A Combined Study of Mesomorphism, Optical and Electronic Properties of Novel Columnar Liquid Crystals

Date of Award


Degree Type


Degree Name



Chemistry and Biochemistry

First Advisor

Stephen Holger Eichhorn


Physical chemistry, Solid state physics




Columnar mesophases of discotic liquid crystals (DLCs) are a separate class of organic semiconductors. Anisotropic charge transport, high charge carrier mobility, and self-organizing properties have been regarded as superior properties of DLCs but their performance in devices, such as organic light-emitting diodes, has been inferior to the best performing conventional organic semiconductors. Our group recently demonstrated that a DLC of donor-acceptor structure can bias electron over hole conduction if the occupied and unoccupied frontier orbitals are localized on different parts of the molecule and only the unoccupied frontier orbitals electronically interact in columnar stacks. This thesis describes the first systematic approach to different types of donor-acceptor DLCs and the investigation of their mesomorphism and optoelectronic properties. In spite of their large aspect ratios, four board-shaped donor-acceptor-donor quinoxalinophenanthrophenazine (QPP) dyes (Chapters 2 and 3) induce complex columnar mesomorphism over wide temperature ranges.
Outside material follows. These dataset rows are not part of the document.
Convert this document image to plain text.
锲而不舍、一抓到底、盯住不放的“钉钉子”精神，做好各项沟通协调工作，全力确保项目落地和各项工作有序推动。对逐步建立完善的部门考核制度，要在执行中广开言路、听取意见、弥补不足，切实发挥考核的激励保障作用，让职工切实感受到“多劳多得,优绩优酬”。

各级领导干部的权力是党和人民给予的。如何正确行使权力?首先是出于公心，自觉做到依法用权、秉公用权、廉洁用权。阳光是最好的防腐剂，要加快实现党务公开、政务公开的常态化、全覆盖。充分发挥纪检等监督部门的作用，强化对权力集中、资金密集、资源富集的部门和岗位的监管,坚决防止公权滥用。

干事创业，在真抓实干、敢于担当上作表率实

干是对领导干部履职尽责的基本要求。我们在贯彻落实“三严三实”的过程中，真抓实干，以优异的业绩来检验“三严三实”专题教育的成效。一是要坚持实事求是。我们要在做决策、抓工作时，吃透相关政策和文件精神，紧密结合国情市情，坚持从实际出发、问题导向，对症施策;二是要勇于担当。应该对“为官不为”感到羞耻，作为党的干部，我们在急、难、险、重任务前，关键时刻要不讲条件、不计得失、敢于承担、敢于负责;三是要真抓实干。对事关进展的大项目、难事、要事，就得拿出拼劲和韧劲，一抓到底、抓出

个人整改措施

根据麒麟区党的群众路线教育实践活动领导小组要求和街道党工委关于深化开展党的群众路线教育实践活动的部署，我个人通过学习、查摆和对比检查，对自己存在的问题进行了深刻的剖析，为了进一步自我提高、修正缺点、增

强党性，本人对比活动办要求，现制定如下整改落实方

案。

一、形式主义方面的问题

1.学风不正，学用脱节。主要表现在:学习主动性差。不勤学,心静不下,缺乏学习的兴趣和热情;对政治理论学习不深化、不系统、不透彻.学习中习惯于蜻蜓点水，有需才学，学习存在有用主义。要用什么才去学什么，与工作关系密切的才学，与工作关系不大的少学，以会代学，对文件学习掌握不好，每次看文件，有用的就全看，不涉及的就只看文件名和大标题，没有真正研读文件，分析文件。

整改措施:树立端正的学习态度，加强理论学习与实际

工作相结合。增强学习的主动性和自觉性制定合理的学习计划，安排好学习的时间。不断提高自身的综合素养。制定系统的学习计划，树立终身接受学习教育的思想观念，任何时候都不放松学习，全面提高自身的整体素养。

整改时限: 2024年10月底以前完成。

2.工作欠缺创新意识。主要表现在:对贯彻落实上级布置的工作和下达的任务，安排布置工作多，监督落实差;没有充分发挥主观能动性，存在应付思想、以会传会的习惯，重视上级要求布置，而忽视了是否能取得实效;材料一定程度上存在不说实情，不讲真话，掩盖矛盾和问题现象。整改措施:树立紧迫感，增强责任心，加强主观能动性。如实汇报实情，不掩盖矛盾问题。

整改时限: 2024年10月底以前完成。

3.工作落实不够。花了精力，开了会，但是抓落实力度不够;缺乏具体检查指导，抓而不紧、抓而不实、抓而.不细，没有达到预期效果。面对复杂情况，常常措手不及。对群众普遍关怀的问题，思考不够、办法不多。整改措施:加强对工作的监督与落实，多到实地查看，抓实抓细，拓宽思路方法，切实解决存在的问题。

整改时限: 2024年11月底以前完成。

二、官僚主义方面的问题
These QPP derivatives also show strong fluorescence in solution and as thin films. This strong fluorescence in columnar mesophases is explained with a nonparallel orientation of the elongated donor-acceptor cores in the columnar stacks that minimizes interactions between transition dipole moments of co-facially stacked molecules. Opto-electronic properties suggest that the QPP derivatives are organic semiconductors. Inspired by the donor-acceptor concept, we generated novel ionic DLCs based on imidazole and imidazolium structures (Chapter 5). Unexpectedly, only the ionic triphenylenoimidazolium derivatives display columnar mesomorphism. Strong ionic interactions between the cores are apparently required for the formation of columnar mesophases. Overall, these compounds are rather unusual because few ionic DLCs have the charge localized on the aromatic core. Most often the charged group is attached via spacer chains. A first review (Chapter 4) dedicated to thermotropic ionic DLCs was published in the Isr. J. Chem. Finally, two star-shaped donor-acceptor DLCs based on a hexaazatriphenylene core (Chapter 6) are reported that display columnar mesomorphism over wide ranges of temperature. The initial microwave conductivity data indicate that both compounds are probably electron conductors and ToF mobility measurements are presently conducted to verify this conclusion.